Jürg Bollinger, October 3, 2025
My fiancé and I went to the Patti Smith concert at the Rote Fabrik in 1976. I was studying to become a secondary school teacher at the University of Zurich and writing album reviews on the side for the Schaffhauser Nachrichten. If the record label arranged things, I was sometimes allowed to interview the artists.
Of course, I already had the album Horses—I can’t remember who was distributing Arista back then in Switzerland, maybe Musikvertrieb on Badenerstrasse. In any case, a short interview slot with Patti Smith was organized for me—right before her show, in her dressing room. Something artists usually avoid. She was (quite legitimately) not particularly interested in talking with a young journalist like me. During the ten minutes she did yoga and stretching exercises—typical Patti. I normally brought my cassette recorder everywhere with me, but unfortunately, I didn’t have it that day. And I also didn’t write anything. But at least Patti signed my copy of Horses.
How I found out about the concert? Probably through Good News or directly from the record label. Good News posters were hanging in lots of record stores. I was a regular at Henry’s and Yvonne’s shop in Niederdorf—I think it was called Musicland. And how I got there? With the tram. At the time we lived on Zweierstrasse, in Schmiede Wiedikon.
My memories of the concert itself are hazy. The music was bursting with energy and Patti was a magnetic figure on stage already back then. What made the concert even more remarkable back then was that the intellectual music scene was steeped in prog rock and “complicated music.” Patti didn’t fit the mold at all.
Then suddenly: tear gas. Our eyes were burning, the audience cursed, ran outside rubbing their eyes. “What’s going on?”—“Are your eyes burning, too?”—“It’s getting worse and worse!” The hall was evacuated. We went home.
I also had the GAS cassette—I bought it either in Zurich, or from a street vendor in Dublin.
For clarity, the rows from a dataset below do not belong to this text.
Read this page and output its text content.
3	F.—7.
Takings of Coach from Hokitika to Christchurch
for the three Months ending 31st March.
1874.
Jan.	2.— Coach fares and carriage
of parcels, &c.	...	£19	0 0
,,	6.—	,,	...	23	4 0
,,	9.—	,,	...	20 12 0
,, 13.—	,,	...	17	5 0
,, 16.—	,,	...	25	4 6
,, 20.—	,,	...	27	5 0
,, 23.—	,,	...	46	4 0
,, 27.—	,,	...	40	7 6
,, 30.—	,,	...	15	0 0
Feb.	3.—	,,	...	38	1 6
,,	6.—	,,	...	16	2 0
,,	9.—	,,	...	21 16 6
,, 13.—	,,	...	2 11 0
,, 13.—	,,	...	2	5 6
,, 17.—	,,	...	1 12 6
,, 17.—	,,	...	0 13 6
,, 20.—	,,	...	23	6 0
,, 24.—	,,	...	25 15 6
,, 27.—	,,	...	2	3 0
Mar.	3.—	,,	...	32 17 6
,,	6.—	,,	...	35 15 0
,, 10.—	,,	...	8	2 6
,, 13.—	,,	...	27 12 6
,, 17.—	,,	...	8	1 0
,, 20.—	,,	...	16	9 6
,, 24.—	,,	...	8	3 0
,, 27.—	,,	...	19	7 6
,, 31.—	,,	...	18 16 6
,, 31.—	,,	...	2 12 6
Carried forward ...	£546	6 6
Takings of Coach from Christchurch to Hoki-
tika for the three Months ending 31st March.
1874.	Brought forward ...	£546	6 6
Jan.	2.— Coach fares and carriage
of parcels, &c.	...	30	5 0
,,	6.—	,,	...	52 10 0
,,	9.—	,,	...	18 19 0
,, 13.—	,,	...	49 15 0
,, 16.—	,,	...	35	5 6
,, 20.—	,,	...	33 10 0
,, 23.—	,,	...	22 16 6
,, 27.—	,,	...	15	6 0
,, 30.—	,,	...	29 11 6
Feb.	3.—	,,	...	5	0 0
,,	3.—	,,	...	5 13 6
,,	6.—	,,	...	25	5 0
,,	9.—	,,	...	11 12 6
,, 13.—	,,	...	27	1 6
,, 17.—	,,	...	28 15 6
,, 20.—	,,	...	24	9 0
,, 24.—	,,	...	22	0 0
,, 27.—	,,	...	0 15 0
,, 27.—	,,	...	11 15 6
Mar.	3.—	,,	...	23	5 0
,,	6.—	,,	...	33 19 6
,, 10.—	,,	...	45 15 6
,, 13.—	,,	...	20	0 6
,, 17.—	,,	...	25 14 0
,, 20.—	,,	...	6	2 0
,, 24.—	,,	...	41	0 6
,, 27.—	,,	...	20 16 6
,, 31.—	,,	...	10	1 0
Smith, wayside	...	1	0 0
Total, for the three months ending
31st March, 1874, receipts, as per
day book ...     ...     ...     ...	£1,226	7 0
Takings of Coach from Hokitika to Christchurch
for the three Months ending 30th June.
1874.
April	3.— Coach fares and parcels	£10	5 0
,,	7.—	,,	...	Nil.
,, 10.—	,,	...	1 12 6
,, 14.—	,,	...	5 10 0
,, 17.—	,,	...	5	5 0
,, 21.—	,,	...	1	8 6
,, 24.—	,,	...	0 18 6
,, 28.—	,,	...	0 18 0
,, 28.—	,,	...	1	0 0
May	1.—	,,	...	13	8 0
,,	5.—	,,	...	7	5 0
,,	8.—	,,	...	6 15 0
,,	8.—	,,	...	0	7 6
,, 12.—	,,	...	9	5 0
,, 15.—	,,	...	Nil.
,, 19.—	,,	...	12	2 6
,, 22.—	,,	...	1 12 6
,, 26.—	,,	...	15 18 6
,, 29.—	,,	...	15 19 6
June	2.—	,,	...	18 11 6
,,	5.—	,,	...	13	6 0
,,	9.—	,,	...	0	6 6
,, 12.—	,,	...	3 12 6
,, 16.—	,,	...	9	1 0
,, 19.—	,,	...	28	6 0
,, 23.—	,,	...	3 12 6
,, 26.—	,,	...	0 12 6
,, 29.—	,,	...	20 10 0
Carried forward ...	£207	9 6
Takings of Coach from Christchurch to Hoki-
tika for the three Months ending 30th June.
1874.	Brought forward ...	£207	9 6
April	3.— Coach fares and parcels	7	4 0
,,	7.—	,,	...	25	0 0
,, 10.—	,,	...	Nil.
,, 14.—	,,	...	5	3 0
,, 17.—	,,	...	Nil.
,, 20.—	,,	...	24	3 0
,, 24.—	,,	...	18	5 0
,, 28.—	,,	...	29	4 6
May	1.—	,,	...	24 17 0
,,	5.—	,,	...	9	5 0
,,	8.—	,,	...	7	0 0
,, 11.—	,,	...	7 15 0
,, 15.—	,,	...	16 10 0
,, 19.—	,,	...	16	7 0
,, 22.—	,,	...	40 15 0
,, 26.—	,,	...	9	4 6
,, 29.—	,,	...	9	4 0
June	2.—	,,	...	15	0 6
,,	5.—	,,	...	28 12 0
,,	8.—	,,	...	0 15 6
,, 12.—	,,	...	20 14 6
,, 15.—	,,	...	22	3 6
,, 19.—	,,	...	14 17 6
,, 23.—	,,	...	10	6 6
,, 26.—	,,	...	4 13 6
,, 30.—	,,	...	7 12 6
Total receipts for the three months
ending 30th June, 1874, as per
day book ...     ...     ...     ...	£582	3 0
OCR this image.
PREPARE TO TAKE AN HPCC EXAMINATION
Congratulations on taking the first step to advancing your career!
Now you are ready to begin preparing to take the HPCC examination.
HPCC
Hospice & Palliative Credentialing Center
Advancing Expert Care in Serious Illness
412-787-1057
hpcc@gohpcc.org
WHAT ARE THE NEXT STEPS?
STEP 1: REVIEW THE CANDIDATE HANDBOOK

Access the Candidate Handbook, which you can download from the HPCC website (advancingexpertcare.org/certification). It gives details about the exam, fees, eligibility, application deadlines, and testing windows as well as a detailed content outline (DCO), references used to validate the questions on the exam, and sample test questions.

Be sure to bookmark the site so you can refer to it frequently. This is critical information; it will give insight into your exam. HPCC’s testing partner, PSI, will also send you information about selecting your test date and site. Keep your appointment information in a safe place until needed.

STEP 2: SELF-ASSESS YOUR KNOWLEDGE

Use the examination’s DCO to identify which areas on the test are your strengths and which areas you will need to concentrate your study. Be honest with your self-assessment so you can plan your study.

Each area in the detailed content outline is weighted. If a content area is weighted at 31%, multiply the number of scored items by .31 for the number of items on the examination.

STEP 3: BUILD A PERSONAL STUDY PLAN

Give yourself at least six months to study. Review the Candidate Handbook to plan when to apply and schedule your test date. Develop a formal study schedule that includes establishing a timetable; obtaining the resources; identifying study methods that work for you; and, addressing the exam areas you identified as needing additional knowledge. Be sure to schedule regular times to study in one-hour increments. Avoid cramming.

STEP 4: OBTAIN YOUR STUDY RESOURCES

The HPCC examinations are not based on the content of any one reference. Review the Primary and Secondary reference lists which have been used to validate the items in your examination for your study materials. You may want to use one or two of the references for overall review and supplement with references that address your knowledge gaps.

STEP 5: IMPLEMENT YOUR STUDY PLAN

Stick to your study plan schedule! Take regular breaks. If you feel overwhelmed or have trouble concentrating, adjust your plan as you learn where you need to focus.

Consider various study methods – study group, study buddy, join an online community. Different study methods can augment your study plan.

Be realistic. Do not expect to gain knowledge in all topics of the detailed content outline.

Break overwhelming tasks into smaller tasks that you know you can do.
In Zurich there was a record store in the Steinfels complex that sold imports from England and the U.S. (I can even remember the smell of soap in the air there.) I can’t say for sure if I bought it there, but it was certainly available at Paranoia and Music Market.
Did I run into any other well-known people that night? Probably not. I was a student from the provinces—from Schaffhausen—and other than a few fellow students, I hardly knew anyone in Zurich. At that point, I didn’t have much contact with the music scene yet.